Prove that $$ \lim_{n\to \infty} \sum_{k=1}^n x_k $$ exists and is finite.
Intuitively I believe I want to be able to show $$ \lim_{n\to \infty} \sum_{k=1}^n x_k = \sum_{k=1}^{N-1} x_k + \lim_{n\to \infty} \sum_{k=N}^n x_k$$
The first sum is finite. It's trying to show that the second limit is 0. I've used the case where $n=m$ to show $|x_n|<\epsilon$. Similarly $|x_n+x_{n+1}|<\epsilon$, and $|x_n+x_{n+1}+...x_m|<\epsilon$. Am I wrong in thinking that I've shown $x_n \to \infty$ as $n \to \infty$. We also know that the sum of any terms after N are arbitrarily close. I'm not certain how I can show that the sum implied in the beginning is equal to 0.
I like, on questions like these, to go back to the definition, in this case of "a limit exists, and is finite."
For a sequence $s_n$, a limit exists, and is finite, if there is some value $s$ such that for any arbitrary real $\varepsilon > 0$ there exists some integer $K$ (which is allowed to depend on the selected $\varepsilon$) such that $k > K \implies |s-s_k| < \varepsilon$.
So our task is to find some (function) $K(\varepsilon)$ that meets this definition for our sequence $x_k$.
From the given, for any $\epsilon$, there exists some $N(\epsilon)$ such that $m >= n >= N(\epsilon) \implies |\sum_n^m x_k | < \epsilon$. Since all allowed values of $N(\epsilon)$ are positive we can further refine that definition to say that $N(\epsilon$ is the least such integer. In this statement, we can choose, for example, various values of $\epsilon$: $$ \epsilon_1 = \varepsilon/2 \\ \epsilon_2 = \varepsilon/2^2 \\\cdots $$ and we would then have a sequence $N(\epsilon_1), N(\epsilon_2), \cdots$.

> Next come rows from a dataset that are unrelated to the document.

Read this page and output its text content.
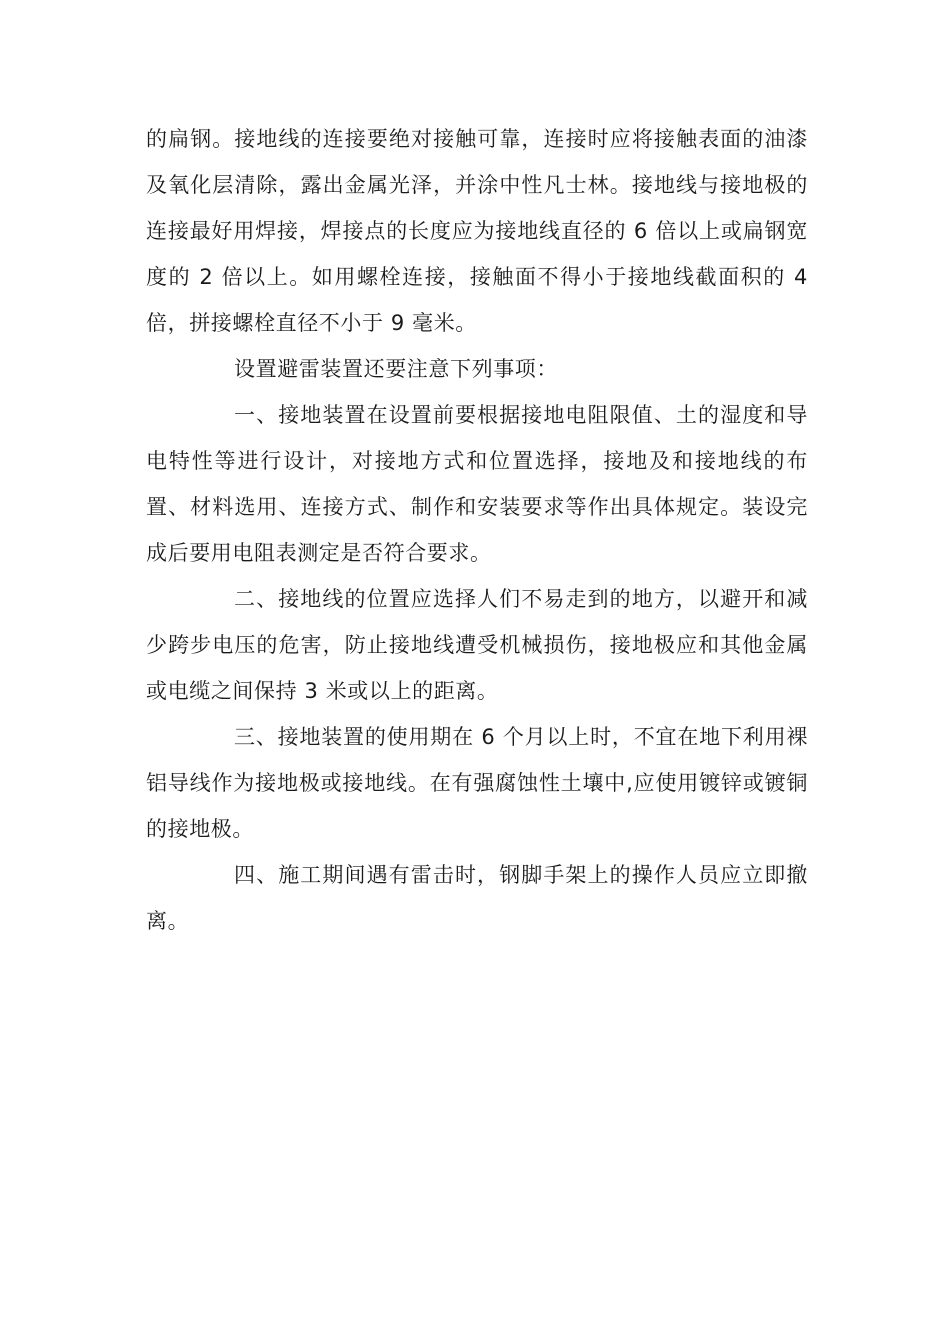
的扁钢。接地线的连接要绝对接触可靠，连接时应将接触表面的油漆及氧化层清除，露出金属光泽，并涂中性凡士林。接地线与接地极的连接最好用焊接，焊接点的长度应为接地线直径的 6 倍以上或扁钢宽度的 2 倍以上。如用螺栓连接，接触面不得小于接地线截面积的 4 倍，拼接螺栓直径不小于 9 毫米。

设置避雷装置还要注意下列事项：

一、接地装置在设置前要根据接地电阻限值、土的湿度和导电特性等进行设计，对接地方式和位置选择，接地及和接地线的布置、材料选用、连接方式、制作和安装要求等作出具体规定。装设完成后要用电阻表测定是否符合要求。

二、接地线的位置应选择人们不易走到的地方，以避开和减少跨步电压的危害，防止接地线遭受机械损伤，接地极应和其他金属或电缆之间保持 3 米或以上的距离。

三、接地装置的使用期在 6 个月以上时，不宜在地下利用裸铝导线作为接地极或接地线。在有强腐蚀性土壤中,应使用镀锌或镀铜的接地极。

四、施工期间遇有雷击时，钢脚手架上的操作人员应立即撤离。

Now choose the $n$ and $m$ in each $|\sum_n^m x_k |$ to be $N(\epsilon_i)$ and $N(\epsilon_{i_1})$, respectively. Then $$ \sum_1^L x_k = \sum_1^{N(\epsilon_1)} x_k + \left( \sum_{N(\epsilon_1)}^{N(\epsilon_2)} x_k + \sum_{N(\epsilon_2)}^{N(\epsilon_3)} x_k + \cdots \right) $$ Now consider the expression in the large parentheses: In absolute value, the terms are less than $$ \epsilon_1, \epsilon_2, \ldots = \varepsilon/2, \varepsilon/2^2, \varepsilon/2^3 \ldots $$ so the absolute value of the sum is less than $\varepsilon\left(\frac12+\frac14+\frac18\cdots\right) = \varepsilon$.
So we have shown that be choosing $K(\varepsilon)$ in our definition to be $N(\varepsilon/2)$ in the given, the series $x_i$ meets the definition and thus has a finite limit.